Mi viejo sabía hacer complicadas cuentas matemáticas mentales mientras uno tenía que acudir a una calculadora. No le gustaban las fiestas, aunque era muy sociable en su vida cotidiana. Por donde iba dejaba el rastro de su carcajada, era parte de su sello personal, la carcajada de “don Carlos”. También le gustaba encerrase en su cuarto a leer libros de historia y política o ver películas intensas o programas de deportes. Jugaba muy bien ajedrez, dominó, billar y casi cualquier disciplina deportiva, de joven, la practicaba con talento.

Así como tenía un carácter explosivo era generoso, desprendido, le gustaba ayudar a la familia y a los amigos, en la medida de sus posibilidades. Le encantaba poner una queja vehemente cuando pensaba que algo no estaba bien a la vez que era muy bromista. Sus explosiones de carácter casi siempre terminaban en un chiste y, así, descuadraba a la gente, se la ganaba. Si íbamos en carretera al llano a veces sacaba la mano por la ventana y le hacía señas agitadas a algún camionero que venía en el carril contrario, como si hubiese cometido una falta, luego subía el vidrio y se moría de la risa. Cuando traía cacería del llano, se hacía pasar por militar y saludaba a los guardias con tal aplomo marcial que se le cuadraban en las alcabalas, luego estallaba de la risa y colocaba en la radio “música americana”; le gustaba siempre estar en onda con lo nuevo. Si entraba a un ascensor lleno de gente hacía comentarios como el siguiente:

—Cómo mataron a esos policías, pobrecitos.

Se quedaba callado.

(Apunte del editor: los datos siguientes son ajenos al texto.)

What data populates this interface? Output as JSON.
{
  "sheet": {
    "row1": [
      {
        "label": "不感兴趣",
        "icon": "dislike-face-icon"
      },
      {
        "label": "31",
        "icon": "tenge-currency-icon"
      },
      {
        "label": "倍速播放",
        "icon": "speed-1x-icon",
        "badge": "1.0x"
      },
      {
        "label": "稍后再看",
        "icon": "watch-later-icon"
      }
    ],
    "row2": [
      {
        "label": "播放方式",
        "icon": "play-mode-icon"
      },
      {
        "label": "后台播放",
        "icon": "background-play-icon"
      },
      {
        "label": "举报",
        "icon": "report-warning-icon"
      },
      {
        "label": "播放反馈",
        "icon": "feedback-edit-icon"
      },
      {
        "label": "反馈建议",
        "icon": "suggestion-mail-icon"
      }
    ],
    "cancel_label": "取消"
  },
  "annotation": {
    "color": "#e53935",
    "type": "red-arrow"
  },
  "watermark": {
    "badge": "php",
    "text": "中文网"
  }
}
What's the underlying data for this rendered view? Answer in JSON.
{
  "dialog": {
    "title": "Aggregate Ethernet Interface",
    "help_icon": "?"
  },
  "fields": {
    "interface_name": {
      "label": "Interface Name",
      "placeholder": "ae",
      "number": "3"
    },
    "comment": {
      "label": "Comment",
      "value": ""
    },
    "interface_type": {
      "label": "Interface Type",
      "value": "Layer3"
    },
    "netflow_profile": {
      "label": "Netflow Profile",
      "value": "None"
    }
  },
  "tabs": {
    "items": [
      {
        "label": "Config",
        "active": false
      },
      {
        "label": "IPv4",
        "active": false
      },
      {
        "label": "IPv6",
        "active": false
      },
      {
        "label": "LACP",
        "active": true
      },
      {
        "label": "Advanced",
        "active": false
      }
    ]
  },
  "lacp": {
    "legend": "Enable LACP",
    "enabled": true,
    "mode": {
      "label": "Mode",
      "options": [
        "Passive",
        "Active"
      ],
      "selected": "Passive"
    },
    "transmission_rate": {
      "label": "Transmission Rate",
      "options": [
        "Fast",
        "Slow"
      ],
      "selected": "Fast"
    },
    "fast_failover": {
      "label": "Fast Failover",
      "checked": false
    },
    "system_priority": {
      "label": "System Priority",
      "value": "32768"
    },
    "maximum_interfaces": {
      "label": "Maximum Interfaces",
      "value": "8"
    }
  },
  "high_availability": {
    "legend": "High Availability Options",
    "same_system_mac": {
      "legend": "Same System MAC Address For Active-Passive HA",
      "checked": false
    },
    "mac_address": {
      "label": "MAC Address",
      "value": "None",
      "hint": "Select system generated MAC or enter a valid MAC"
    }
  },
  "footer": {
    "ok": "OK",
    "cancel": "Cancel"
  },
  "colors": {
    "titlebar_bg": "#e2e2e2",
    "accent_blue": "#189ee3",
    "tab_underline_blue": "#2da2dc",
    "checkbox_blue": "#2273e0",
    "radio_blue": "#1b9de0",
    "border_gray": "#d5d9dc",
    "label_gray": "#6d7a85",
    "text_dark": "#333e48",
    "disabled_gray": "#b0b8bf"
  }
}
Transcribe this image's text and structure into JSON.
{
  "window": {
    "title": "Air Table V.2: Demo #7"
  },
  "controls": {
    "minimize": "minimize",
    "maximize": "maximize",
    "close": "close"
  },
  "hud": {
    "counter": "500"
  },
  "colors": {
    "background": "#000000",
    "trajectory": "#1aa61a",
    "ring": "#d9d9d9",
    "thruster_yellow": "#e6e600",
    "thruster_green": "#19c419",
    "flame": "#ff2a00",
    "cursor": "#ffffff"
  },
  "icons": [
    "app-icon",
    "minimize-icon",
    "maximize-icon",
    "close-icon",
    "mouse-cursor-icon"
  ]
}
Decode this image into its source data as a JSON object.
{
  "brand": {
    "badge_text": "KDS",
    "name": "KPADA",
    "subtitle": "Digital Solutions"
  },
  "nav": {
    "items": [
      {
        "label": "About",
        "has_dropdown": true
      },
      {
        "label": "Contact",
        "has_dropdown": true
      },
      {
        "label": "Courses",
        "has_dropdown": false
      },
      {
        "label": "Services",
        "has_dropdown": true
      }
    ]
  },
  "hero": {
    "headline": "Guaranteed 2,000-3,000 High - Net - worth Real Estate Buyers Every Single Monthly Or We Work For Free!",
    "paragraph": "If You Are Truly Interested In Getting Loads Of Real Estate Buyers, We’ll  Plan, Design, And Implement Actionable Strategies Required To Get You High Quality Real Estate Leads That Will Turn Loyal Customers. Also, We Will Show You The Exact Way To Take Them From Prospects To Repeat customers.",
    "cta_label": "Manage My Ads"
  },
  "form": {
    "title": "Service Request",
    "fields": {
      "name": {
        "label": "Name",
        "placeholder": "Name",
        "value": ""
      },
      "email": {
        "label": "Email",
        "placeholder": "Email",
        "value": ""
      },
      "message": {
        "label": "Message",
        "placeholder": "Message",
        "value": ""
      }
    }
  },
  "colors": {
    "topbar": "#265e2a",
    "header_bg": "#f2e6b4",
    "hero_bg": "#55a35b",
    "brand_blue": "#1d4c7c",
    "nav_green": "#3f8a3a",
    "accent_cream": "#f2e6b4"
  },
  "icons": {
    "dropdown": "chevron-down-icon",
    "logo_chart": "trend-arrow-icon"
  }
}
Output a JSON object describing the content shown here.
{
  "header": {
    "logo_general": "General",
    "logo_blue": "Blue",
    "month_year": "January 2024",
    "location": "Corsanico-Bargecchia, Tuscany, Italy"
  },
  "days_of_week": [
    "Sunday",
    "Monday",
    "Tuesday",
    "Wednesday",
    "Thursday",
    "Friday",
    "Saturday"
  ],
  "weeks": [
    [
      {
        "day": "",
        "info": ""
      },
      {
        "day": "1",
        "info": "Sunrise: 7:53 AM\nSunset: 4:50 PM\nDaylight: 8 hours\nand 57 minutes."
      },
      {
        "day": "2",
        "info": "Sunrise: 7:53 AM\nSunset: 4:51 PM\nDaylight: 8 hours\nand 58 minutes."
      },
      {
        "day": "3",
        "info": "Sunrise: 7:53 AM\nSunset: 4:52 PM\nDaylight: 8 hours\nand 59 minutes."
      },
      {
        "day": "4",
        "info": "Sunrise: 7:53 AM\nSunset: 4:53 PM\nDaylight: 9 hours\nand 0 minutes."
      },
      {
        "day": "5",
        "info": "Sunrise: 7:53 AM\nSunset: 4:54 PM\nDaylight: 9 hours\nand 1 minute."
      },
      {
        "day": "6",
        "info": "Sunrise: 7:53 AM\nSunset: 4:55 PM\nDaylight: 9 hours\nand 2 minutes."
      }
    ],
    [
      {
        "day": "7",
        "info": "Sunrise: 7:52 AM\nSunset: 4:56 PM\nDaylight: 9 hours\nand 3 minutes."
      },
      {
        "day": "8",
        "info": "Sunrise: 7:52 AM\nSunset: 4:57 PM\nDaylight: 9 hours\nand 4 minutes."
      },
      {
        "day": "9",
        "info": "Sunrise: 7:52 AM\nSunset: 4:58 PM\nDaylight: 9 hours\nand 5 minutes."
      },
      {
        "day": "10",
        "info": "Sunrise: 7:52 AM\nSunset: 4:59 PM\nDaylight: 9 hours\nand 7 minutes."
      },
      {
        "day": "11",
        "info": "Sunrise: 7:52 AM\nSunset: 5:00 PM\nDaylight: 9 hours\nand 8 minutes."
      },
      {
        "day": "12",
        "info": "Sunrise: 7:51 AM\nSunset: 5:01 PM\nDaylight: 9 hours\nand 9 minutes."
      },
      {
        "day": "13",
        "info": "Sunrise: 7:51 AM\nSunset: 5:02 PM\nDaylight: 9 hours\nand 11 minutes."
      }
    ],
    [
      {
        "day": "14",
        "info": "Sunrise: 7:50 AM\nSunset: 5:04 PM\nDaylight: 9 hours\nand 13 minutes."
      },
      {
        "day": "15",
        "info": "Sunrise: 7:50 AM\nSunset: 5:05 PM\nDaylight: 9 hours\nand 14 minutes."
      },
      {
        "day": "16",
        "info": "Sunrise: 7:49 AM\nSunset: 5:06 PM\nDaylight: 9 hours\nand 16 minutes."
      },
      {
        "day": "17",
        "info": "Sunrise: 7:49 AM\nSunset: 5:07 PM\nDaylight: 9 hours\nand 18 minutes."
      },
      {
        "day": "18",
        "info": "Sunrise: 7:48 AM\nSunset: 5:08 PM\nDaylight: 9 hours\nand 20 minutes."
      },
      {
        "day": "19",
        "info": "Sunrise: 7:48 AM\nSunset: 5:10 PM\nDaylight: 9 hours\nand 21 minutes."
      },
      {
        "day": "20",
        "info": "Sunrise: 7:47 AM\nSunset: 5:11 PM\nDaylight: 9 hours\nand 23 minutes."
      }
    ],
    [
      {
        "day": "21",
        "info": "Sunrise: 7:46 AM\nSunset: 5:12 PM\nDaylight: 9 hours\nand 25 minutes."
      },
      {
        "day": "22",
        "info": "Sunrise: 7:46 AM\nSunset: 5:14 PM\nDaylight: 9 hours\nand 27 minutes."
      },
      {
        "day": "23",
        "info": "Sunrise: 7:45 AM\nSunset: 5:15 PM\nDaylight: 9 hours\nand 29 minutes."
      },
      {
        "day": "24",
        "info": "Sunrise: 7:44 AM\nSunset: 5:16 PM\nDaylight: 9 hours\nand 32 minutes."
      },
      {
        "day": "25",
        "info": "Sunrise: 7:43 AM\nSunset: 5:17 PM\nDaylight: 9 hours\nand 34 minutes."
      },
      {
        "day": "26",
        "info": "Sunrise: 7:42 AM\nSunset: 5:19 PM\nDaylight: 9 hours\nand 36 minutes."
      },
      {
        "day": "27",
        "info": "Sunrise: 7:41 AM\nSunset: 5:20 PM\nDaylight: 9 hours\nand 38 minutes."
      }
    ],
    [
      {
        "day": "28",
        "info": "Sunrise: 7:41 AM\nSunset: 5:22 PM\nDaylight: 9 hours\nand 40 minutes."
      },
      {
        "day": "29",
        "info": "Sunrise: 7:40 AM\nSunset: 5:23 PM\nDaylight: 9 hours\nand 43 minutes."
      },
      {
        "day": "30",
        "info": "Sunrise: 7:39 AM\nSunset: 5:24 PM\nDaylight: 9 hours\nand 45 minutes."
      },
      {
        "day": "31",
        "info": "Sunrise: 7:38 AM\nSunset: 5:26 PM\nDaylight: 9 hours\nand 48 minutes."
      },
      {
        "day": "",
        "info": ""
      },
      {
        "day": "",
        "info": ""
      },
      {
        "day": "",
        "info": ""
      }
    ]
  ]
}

Alguien siempre preguntaba “¿dónde?”, a lo que respondía:

—En una película anoche en la televisión.

A veces lo acompañaba a hacer diligencias. Siempre trababa de caminar por delante de uno, a pesar de la diferencia de edad. Yo me apenaba cuando me presentaba porque decía: “Este es el menor y habla varios idiomas”. A veces me ponía a hablar esos idiomas que, en realidad, no dominaba enteramente. En cualquier lado se encontraba gente conocida y ya bordeando los noventa años les decía:

—Tengo un problema serio, chico.

—¿Qué será? don Carlos.

—Chico, cuando me levanto en la mañana las manos me tiemblan.

—… Bueno, don Carlos, los años no pasan en vano.

—¿Quieres ver lo que me pasa?

Entonces mi padre mostraba las manos y hacía como si le temblaran. El que escuchaba su historia solía tener cara de angustia, de lástima, de compasión. Pero de simular el temblor exagerado hacía luego la señal firme con los puños recogidos y los dedos medios extendidos de ambas manos. La gente siempre sorprendida echaba una carcajada. 

Las manos no le temblaban y no le temblaron cuando ganó el campeonato mundial de tiro al plato ↓en 1961, venciendo a los canadienses, rusos y estadounidenses, entre otras nacionalidades. Habiéndose cumplido diez años de su muerte, y con ese sueño premonitorio que me despertó la mañana de su aniversario, me pareció oportuno hacer este rescate de la memoria de su hazaña deportiva.